While this may sound perfectly reasonable to the layman (why would you need copies of this game on more than one machine, you might ask) it’s absolute heresy to the many computer/fair use purists out there who believe that if you pay to own a piece of content, it is your right to use it when and where you want.

Somewhere in the middle come content creators who both want their games, shows, music, whatever to be distributed as widely as possible, but also want to make some money.

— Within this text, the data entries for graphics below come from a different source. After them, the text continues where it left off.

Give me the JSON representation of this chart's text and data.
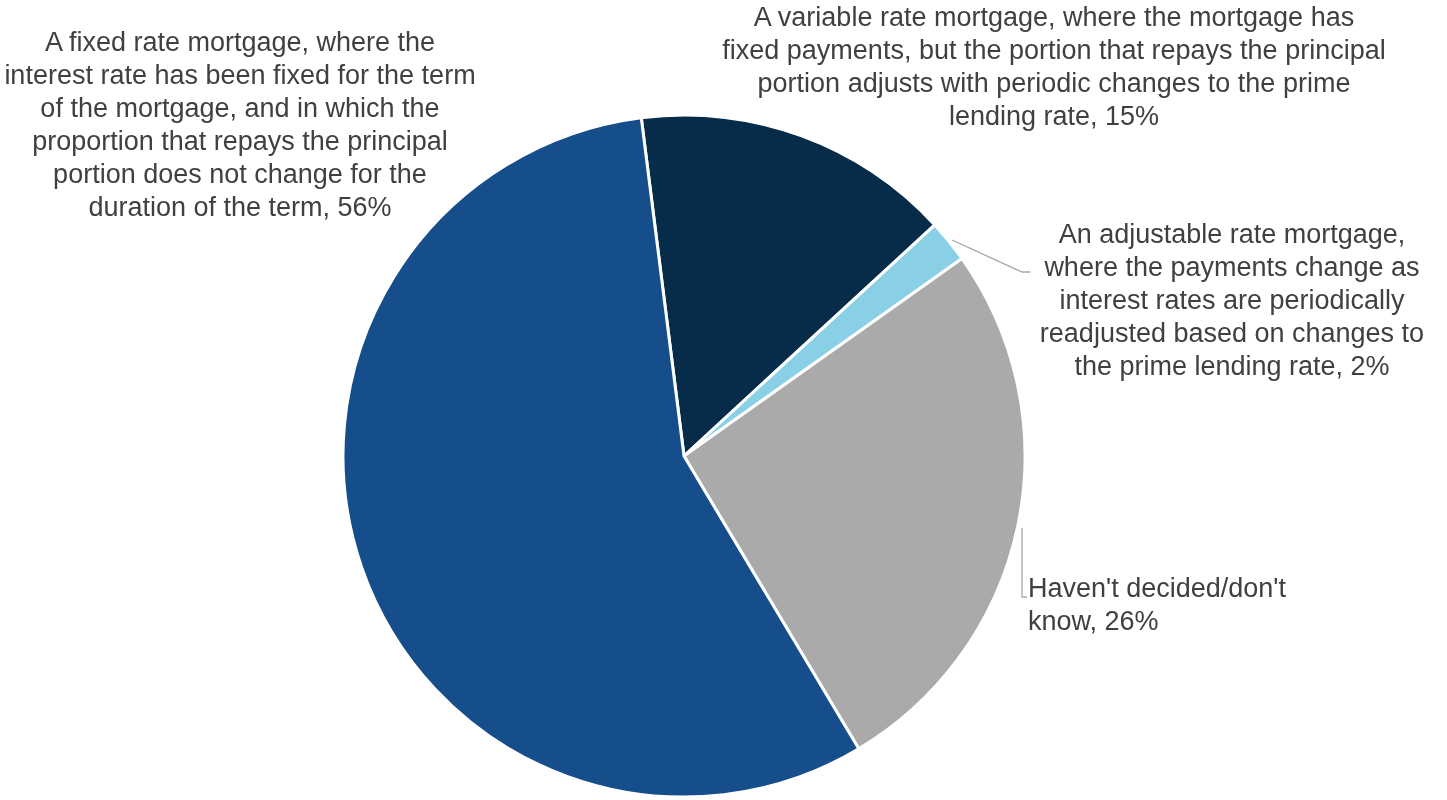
{
  "chart_data": {
    "type": "pie",
    "categories": [
      "A variable rate mortgage, where the mortgage has fixed payments, but the portion that repays the principal portion adjusts with periodic changes to the prime lending rate",
      "An adjustable rate mortgage, where the payments change as interest rates are periodically readjusted based on changes to the prime lending rate",
      "Haven't decided/don't know",
      "A fixed rate mortgage, where the interest rate has been fixed for the term of the mortgage, and in which the proportion that repays the principal portion does not change for the duration of the term"
    ],
    "values": [
      15,
      2,
      26,
      56
    ],
    "value_labels": [
      "15%",
      "2%",
      "26%",
      "56%"
    ],
    "colors": [
      "#072c4a",
      "#89d0e6",
      "#aaaaaa",
      "#164e8c"
    ]
  }
}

As far as Spore goes, the DRM fuss seems to be much ado about nothing. So far EA is being pretty accommodating to people who want to install the game – even allowing those who are just renting the game to install it on three-plus machines and happily handing them a key. I believe this is because Spore is intended to be a “massively single-player online game,” meaning that people are playing in their own virtual worlds, but they are playing online with lots of other people. While they are doing that, there are things to upload and download and that’s where the money is to be made. So while EA is instituting some copy-protection with this game, it actually makes more sense for it to hand it out to whomever wants it, get them all addicted and then start selling them upgrades and so forth. It’s not unlike what Microsoft did with Windows, and in my book, that’s a pretty good model to follow.

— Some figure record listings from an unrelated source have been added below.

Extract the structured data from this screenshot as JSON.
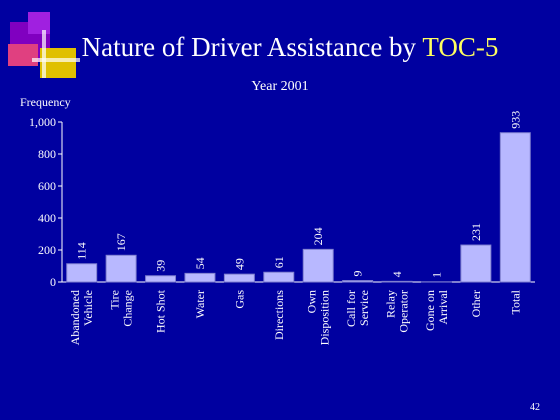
{
  "chart_data": {
    "type": "bar",
    "title": {
      "text": "Nature of Driver Assistance by",
      "highlight": "TOC-5"
    },
    "subtitle": "Year 2001",
    "y_label": "Frequency",
    "categories": [
      [
        "Abandoned",
        "Vehicle"
      ],
      [
        "Tire",
        "Change"
      ],
      [
        "Hot Shot"
      ],
      [
        "Water"
      ],
      [
        "Gas"
      ],
      [
        "Directions"
      ],
      [
        "Own",
        "Disposition"
      ],
      [
        "Call for",
        "Service"
      ],
      [
        "Relay",
        "Operator"
      ],
      [
        "Gone on",
        "Arrival"
      ],
      [
        "Other"
      ],
      [
        "Total"
      ]
    ],
    "values": [
      114,
      167,
      39,
      54,
      49,
      61,
      204,
      9,
      4,
      1,
      231,
      933
    ],
    "color": "#b8b8ff",
    "label_colors": [
      "#f0f0a0",
      "#ffffff"
    ],
    "ylim": [
      0,
      1000
    ],
    "yticks": [
      0,
      200,
      400,
      600,
      800,
      {
        "value": 1000,
        "label": "1,000"
      }
    ],
    "page_number": "42"
  }
}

Whether EA’s tactic will work remains to be seen. So far people are pretty unimpressed with this game, even though it incorporates almost everything hot on the Internet right now: particularly user-generated creations and social networking.  I thought much of the game was pretty cool – for example, you create your own creature, and every time you make a change, that change is represented in your world. So if you change your guy, all the creatures in your pack immediately change too. Later, you aren’t only creating your creature but also your houses and vehicles and movie theaters. That started to annoy me but I could see how many would really dig it.

Once you get all that created, you can take pictures and videos of everything you’ve done and post them online. YouTube has even created a Spore-dedicated channel where people can post and watch these videos. Spore definitely represents a sort of new generation that’s merging TV, gaming, interactivity and the Internet.

Maybe the issue for Spore is that expectations were far too high for it. If it just showed up in a vacuum, I think it would amaze and delight people. But because the bar’s already been set so high with games like Sims and Civ 4, it takes a lot to impress these days. That said, even a moderately reviewed video game gives TV a run for its money – very few TV shows have the ability to create an obsession like a hyper-interactive video game does. TV producers and network heads: take note!

You had no idea I was a secret game addict, did you?

Posted by Paige Albiniak on September 16, 2008 | Comments (1)

9/17/2008 4:36:52 AM EDT
In response to: Getting Started with Spore
Todd commented:

Sounds like a good time. Do you have a screen name in the game? Is it Master P?